Tous les deux ans, les chercheurs canadiens en sciences humaine et sociale organisent un colloque pour faire le point de leurs travaux, une occasion d’échanger entre les universités du pays et aussi avec les étudiants d’Asie venus poursuivre leurs études dans les universités du Canada. Après Vancouver en 2011, Montréal en 2013, et bientôt Toronto en 2017, c’était cette année au tour de l’université d’Ottawa d’accueillir l’évènement qui a réuni sur trois journées une centaine d’intervenants en deux sessions plénières et près d’une vingtaine de panels de discussion; autant d’occasions pour les professeurs de présenter leur recherche et pour les étudiants de s’aguerrir à la mise en forme de leurs travaux.

L’essentiel des débats portaient sur des questions de fond tant sur les modes de recherche que sur les évolutions sociétales. Il en ressort que la recherche a de plus en plus d’interactions avec la société qu’elle étudie. Les chercheurs sont impliqués dans les sujets de leur recherche, utilisent des outils modernes comme des drônes pour enquêter sur des plantations ou observer l’évolution de l’habitat. Ils ont recours à internet pour mettre à contribution un maximum de cerveaux sur une thématique.

Les intervenants relèvent que les prévisions alarmistes des décennies passées, annonçant des lendemains cauchemardesques de famine et de guerre, ne se sont pas avérées.

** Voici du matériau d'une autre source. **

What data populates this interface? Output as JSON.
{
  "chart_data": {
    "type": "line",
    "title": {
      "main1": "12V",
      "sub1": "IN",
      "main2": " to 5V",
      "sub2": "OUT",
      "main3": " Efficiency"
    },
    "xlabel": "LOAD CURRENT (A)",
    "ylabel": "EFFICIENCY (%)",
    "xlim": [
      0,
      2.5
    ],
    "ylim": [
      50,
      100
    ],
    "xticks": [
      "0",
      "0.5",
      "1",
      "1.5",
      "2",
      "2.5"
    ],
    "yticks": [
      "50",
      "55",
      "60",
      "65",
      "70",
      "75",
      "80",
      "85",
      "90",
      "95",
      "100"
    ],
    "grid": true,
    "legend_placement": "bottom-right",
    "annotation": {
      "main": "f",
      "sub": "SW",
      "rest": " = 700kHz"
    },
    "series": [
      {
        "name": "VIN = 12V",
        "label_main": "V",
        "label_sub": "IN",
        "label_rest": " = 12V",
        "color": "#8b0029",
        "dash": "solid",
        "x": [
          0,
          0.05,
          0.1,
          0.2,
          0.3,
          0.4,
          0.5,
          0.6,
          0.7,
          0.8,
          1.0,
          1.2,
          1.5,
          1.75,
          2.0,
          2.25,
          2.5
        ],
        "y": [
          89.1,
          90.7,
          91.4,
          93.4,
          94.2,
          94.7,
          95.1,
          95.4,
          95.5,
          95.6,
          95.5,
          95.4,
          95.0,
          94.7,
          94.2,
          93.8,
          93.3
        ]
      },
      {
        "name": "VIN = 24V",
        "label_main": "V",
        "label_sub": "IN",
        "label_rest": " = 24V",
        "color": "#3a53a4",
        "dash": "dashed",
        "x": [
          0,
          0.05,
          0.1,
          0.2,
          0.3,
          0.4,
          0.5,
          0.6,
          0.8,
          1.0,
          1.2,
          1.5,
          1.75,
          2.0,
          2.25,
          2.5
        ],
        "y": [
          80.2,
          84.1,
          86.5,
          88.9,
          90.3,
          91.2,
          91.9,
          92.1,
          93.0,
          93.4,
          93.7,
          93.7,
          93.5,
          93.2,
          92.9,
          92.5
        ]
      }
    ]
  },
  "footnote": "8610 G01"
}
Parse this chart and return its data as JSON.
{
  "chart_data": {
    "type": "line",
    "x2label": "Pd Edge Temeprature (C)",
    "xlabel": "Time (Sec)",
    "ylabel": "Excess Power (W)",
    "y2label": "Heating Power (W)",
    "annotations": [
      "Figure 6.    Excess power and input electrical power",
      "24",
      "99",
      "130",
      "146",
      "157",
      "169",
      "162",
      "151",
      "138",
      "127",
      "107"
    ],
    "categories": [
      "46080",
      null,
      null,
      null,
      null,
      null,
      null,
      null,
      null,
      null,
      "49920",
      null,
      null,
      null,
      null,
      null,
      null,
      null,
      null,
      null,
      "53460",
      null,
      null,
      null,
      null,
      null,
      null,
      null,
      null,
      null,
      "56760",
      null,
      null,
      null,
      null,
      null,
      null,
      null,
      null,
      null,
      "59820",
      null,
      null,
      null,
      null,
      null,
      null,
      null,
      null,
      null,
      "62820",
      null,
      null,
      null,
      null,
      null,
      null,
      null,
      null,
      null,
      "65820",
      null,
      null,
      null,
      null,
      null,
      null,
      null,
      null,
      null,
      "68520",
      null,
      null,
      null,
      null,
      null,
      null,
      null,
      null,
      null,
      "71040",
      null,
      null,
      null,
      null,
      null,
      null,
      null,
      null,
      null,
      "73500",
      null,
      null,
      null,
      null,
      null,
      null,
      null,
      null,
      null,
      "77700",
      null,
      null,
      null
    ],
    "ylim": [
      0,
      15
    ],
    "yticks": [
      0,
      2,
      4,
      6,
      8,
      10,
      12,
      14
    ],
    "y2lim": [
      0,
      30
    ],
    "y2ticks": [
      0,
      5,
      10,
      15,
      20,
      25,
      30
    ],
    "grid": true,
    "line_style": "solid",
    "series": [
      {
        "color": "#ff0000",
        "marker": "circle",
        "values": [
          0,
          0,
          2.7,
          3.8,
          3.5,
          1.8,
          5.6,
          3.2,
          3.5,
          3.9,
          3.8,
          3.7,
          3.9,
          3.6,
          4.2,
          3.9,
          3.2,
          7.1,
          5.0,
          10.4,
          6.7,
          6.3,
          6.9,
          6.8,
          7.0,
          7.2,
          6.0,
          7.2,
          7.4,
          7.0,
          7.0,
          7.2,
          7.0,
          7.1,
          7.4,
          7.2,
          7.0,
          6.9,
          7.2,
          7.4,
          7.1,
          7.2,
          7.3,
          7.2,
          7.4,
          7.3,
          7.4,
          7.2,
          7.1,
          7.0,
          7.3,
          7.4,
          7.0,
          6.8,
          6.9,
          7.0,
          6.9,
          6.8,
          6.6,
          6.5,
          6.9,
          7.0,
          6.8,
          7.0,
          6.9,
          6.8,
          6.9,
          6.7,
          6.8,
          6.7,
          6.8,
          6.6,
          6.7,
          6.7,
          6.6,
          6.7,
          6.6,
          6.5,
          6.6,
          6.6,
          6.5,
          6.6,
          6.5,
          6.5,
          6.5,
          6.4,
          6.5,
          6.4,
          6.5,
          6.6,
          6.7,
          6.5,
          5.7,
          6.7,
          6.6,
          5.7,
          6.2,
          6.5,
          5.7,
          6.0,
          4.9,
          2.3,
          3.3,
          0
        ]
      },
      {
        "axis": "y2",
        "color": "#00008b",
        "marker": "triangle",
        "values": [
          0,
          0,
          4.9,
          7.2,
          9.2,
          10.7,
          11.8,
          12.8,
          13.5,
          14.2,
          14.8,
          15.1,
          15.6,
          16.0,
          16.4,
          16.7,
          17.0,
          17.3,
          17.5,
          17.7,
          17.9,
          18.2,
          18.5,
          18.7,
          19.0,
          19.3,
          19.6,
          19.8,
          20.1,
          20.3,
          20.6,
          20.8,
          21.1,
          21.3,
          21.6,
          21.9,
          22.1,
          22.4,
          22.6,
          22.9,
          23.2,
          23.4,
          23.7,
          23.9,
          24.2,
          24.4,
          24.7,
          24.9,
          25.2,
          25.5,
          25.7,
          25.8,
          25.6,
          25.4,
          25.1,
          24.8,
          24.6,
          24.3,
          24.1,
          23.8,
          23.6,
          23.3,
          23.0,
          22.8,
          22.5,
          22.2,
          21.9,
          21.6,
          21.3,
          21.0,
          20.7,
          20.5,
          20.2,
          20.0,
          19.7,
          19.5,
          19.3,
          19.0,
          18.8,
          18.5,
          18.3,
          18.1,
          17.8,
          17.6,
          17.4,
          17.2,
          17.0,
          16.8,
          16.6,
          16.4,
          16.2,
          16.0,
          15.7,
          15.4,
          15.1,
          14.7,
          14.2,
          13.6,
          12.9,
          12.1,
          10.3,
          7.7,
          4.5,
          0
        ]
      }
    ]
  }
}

Si l’Asie du Sud-Est n’est sans doute pas un paradis, la malnutrition a fortement régressé, la famine été évitée et les conflits armés largement désamorcés. Alors ?! Perplexité du monde de la recherche sur ce qu’il peut apporter, il constate à présent, sans l’expliquer, le nouveau paradoxe d’une déconcentration relative de la population, qui contrairement à ce que l’on clame souvent, est de moins en moins concentrée dans les grandes capitales, conjuguée néanmoins à une urbanisation galopante. Il y a ainsi de moins en moins de paysans, contradiction objective entre concentration et déconcentration[1]. Cette constatation conforte l’idée d’une transition plus douce qu’envisagée d’un exode rural vers des pôles urbains secondaires comme Surabaya, Medan, Pattaya, Chiang Mai, Davao, Ho Chin Minh city … plus pléthore de petites villes. Autre sujet d’étude vu d’Ottawa, la part plus importante que prennent la Chine et l’Inde dans les enjeux locaux que sont l’immigration, l’économie ou les tensions politiques.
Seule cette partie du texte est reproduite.